Tim Matheson plays Jim Norman, an idealistic young teacher who returns to his hometown after a several-year absence – now with a wife (Brooke Adams) and son (Robert Hy Gorman) in tow – in order to teach at the local high school. The reason for his departure is an ominous one: his older brother was stabbed to death by a group of local hooligans, who promptly got their just desserts by having their car be hit by an oncoming train while they were still inside. Now, he’s back in town, but being older and wiser doesn’t mean isn’t still haunted by the events of his past…and we do mean that literally.

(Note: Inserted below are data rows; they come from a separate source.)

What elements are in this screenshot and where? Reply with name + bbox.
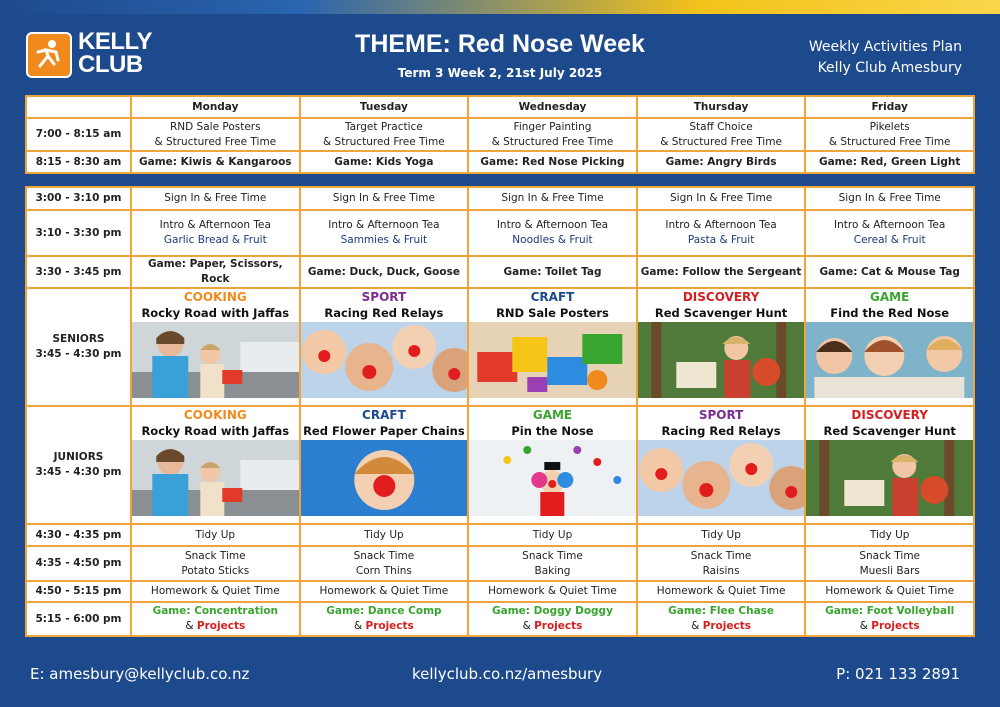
day-thursday: Thursday [637,96,806,118]
game-cell: Game: Angry Birds [637,151,806,173]
ampersand: & [691,620,703,632]
r2-title: Intro & Afternoon Tea [328,219,440,231]
r2-title: Intro & Afternoon Tea [496,219,609,231]
snack-cell [300,546,469,581]
juniors-activity-cell [637,406,806,524]
final-game: Game: Dance Comp [326,605,442,617]
snack-food: Corn Thins [355,564,412,577]
time-cell: 7:00 - 8:15 am [26,118,131,151]
activity-category: SPORT [698,408,744,422]
snack-title: Snack Time [184,549,246,562]
afternoon-schedule [25,186,975,637]
activity-photo [301,322,468,398]
footer-email[interactable]: E: amesbury@kellyclub.co.nz [30,665,250,683]
final-projects [132,619,299,634]
activity-category: DISCOVERY [682,290,760,304]
homework-row [26,581,974,602]
final-projects [469,619,636,634]
signin-row [26,187,974,210]
activity-photo [469,322,636,398]
juniors-activity-cell [468,406,637,524]
game-row [26,256,974,288]
homework-cell: Homework & Quiet Time [805,581,974,602]
r2-cell [131,210,300,256]
r2-food: Garlic Bread & Fruit [163,234,267,246]
juniors-activity-cell [131,406,300,524]
game-cell: Game: Cat & Mouse Tag [805,256,974,288]
time-cell: 4:30 - 4:35 pm [26,524,131,546]
time-cell: 5:15 - 6:00 pm [26,602,131,636]
final-game: Game: Foot Volleyball [825,605,955,617]
snack-food: Muesli Bars [859,564,920,577]
seniors-activity-cell [805,288,974,406]
r2-cell [637,210,806,256]
r1-cell: Sign In & Free Time [805,187,974,210]
ampersand: & [859,620,872,632]
activity-photo [469,440,636,516]
game-cell: Game: Red Nose Picking [468,151,637,173]
logo-wordmark: KELLY CLUB [78,28,152,78]
projects-label: Projects [702,620,751,632]
activity-title: Finger Painting [513,120,592,133]
r2-food: Sammies & Fruit [340,234,428,246]
activity-photo [806,322,973,398]
game-cell: Game: Toilet Tag [468,256,637,288]
homework-cell: Homework & Quiet Time [637,581,806,602]
final-game: Game: Flee Chase [668,605,775,617]
activity-category: GAME [870,290,910,304]
tidy-row [26,524,974,546]
game-cell: Game: Paper, Scissors, Rock [131,256,300,288]
r2-cell [300,210,469,256]
homework-cell: Homework & Quiet Time [468,581,637,602]
r1-cell: Sign In & Free Time [300,187,469,210]
seniors-label-cell [26,288,131,406]
projects-label: Projects [365,620,414,632]
day-header-row [26,96,974,118]
activity-name: Red Scavenger Hunt [654,306,788,320]
activity-photo [132,322,299,398]
day-monday: Monday [131,96,300,118]
day-tuesday: Tuesday [300,96,469,118]
footer-phone: P: 021 133 2891 [836,665,960,683]
final-cell [637,602,806,636]
juniors-activity-cell [805,406,974,524]
tidy-cell: Tidy Up [131,524,300,546]
day-friday: Friday [805,96,974,118]
activity-name: Racing Red Relays [661,424,781,438]
activity-title: Staff Choice [689,120,753,133]
kelly-club-logo [26,30,154,80]
seniors-activity-cell [637,288,806,406]
tea-row [26,210,974,256]
seniors-activity-cell [300,288,469,406]
snack-title: Snack Time [690,549,752,562]
activity-name: RND Sale Posters [496,306,609,320]
ampersand: & [353,620,366,632]
activity-name: Rocky Road with Jaffas [141,424,290,438]
activity-title: Target Practice [345,120,423,133]
activity-category: CRAFT [530,290,575,304]
activity-name: Pin the Nose [511,424,594,438]
morning-activity-cell [131,118,300,151]
r2-title: Intro & Afternoon Tea [834,219,946,231]
r1-cell: Sign In & Free Time [131,187,300,210]
activity-photo [132,440,299,516]
activity-category: GAME [532,408,573,422]
morning-row [26,118,974,151]
page-title: THEME: Red Nose Week [355,30,645,58]
snack-title: Snack Time [353,549,415,562]
activity-name: Red Scavenger Hunt [823,424,956,438]
activity-note: & Structured Free Time [154,135,277,148]
projects-label: Projects [871,620,920,632]
activity-title: RND Sale Posters [169,120,261,133]
snack-row [26,546,974,581]
r1-cell: Sign In & Free Time [468,187,637,210]
time-cell: 3:00 - 3:10 pm [26,187,131,210]
r2-food: Cereal & Fruit [853,234,926,246]
seniors-row [26,288,974,406]
game-cell: Game: Kiwis & Kangaroos [131,151,300,173]
tidy-cell: Tidy Up [637,524,806,546]
final-cell [468,602,637,636]
r1-cell: Sign In & Free Time [637,187,806,210]
activity-photo [638,322,805,398]
final-cell [131,602,300,636]
tidy-cell: Tidy Up [300,524,469,546]
final-cell [300,602,469,636]
group-label: JUNIORS [53,451,104,463]
activity-title: Pikelets [869,120,910,133]
day-wednesday: Wednesday [468,96,637,118]
activity-photo [806,440,973,516]
final-game: Game: Concentration [152,605,279,617]
corner-cell [26,96,131,118]
snack-food: Potato Sticks [181,564,250,577]
activity-note: & Structured Free Time [491,135,614,148]
game-cell: Game: Red, Green Light [805,151,974,173]
snack-food: Baking [534,564,571,577]
homework-cell: Homework & Quiet Time [131,581,300,602]
time-cell: 4:35 - 4:50 pm [26,546,131,581]
r2-cell [468,210,637,256]
homework-cell: Homework & Quiet Time [300,581,469,602]
activity-name: Rocky Road with Jaffas [141,306,290,320]
final-cell [805,602,974,636]
final-projects [638,619,805,634]
r2-food: Noodles & Fruit [512,234,593,246]
top-banner [0,0,1000,14]
page-subtitle: Term 3 Week 2, 21st July 2025 [397,66,603,80]
projects-label: Projects [534,620,583,632]
final-row [26,602,974,636]
activity-category: SPORT [361,290,407,304]
seniors-activity-cell [131,288,300,406]
time-cell: 3:30 - 3:45 pm [26,256,131,288]
snack-cell [805,546,974,581]
activity-category: DISCOVERY [851,408,928,422]
game-cell: Game: Duck, Duck, Goose [300,256,469,288]
activity-name: Find the Red Nose [830,306,950,320]
r2-food: Pasta & Fruit [687,234,755,246]
final-game: Game: Doggy Doggy [492,605,613,617]
morning-activity-cell [300,118,469,151]
juniors-activity-cell [300,406,469,524]
seniors-activity-cell [468,288,637,406]
morning-schedule [25,95,975,174]
plan-line-2: Kelly Club Amesbury [817,60,962,76]
juniors-row [26,406,974,524]
morning-activity-cell [637,118,806,151]
plan-info [809,37,962,79]
r2-title: Intro & Afternoon Tea [665,219,777,231]
ampersand: & [185,620,197,632]
game-cell: Game: Follow the Sergeant [637,256,806,288]
activity-category: CRAFT [362,408,406,422]
r2-cell [805,210,974,256]
tidy-cell: Tidy Up [468,524,637,546]
game-cell: Game: Kids Yoga [300,151,469,173]
activity-note: & Structured Free Time [323,135,445,148]
final-projects [301,619,468,634]
activity-category: COOKING [183,290,247,304]
time-cell: 4:50 - 5:15 pm [26,581,131,602]
runner-icon [26,32,72,78]
ampersand: & [522,620,535,632]
snack-title: Snack Time [522,549,583,562]
group-label: SENIORS [52,333,105,345]
projects-label: Projects [196,620,246,632]
snack-food: Raisins [702,564,740,577]
activity-note: & Structured Free Time [660,135,782,148]
activity-category: COOKING [183,408,247,422]
morning-game-row [26,151,974,173]
r2-title: Intro & Afternoon Tea [159,219,271,231]
snack-cell [468,546,637,581]
activity-photo [301,440,468,516]
group-time: 3:45 - 4:30 pm [35,348,122,360]
plan-line-1: Weekly Activities Plan [808,39,962,55]
snack-cell [637,546,806,581]
activity-photo [638,440,805,516]
activity-note: & Structured Free Time [828,135,951,148]
time-cell: 8:15 - 8:30 am [26,151,131,173]
snack-title: Snack Time [859,549,921,562]
snack-cell [131,546,300,581]
footer-website[interactable]: kellyclub.co.nz/amesbury [412,665,603,683]
morning-activity-cell [805,118,974,151]
morning-activity-cell [468,118,637,151]
activity-name: Red Flower Paper Chains [303,424,465,438]
time-cell: 3:10 - 3:30 pm [26,210,131,256]
final-projects [806,619,973,634]
activity-name: Racing Red Relays [324,306,444,320]
tidy-cell: Tidy Up [805,524,974,546]
group-time: 3:45 - 4:30 pm [35,466,122,478]
juniors-label-cell [26,406,131,524]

The second he’s back in town, Jim begins to find himself flashing back to the day of his brother Wayne’s death, and it only get worse when it turns out that the ghosts of the punks who killed Wayne have found their way back to town and into his classroom. They’re “up from Milford,” as they put it, and to make room for themselves in the class, they have to kill other students; unfortunately, no-one seems to see their death car, as it were, except for the victims and, naturally, Jim himself. It’s a horrifying situation for Jim, and it gets worse as the local law enforcement begin to suspect him in the deaths of his students; eventually, he realizes that the only way out of the situation is to confront the demons head on.

“Sometimes They Come Back” is an enjoyable flick that keeps the suspense level pretty high throughout, but it’s also the kind of film that’s best appreciated when one turns their mind off and simply accepts the premise. Otherwise, you’ll be asking questions about the consistency of the ghost’s rules…like, say, why they can be seen when they’re in the classroom but not when they’re tooling down the highway in their muscle car. Just don’t worry about it; just be creeped out.

But, y’know, honestly, I’m not entirely sure why “Sometimes They Come Back” has suddenly gotten a reissue; it might look better than it did in its previous release, but it certainly doesn’t have anything in the way of special features. Still, if you’re a King fan and this one’s flown under your radar for all these years, you might as well enjoy a version that looks pristine. Just stay away from the two sequels, which have precious little to do with either the original film or, indeed, anything King has ever written.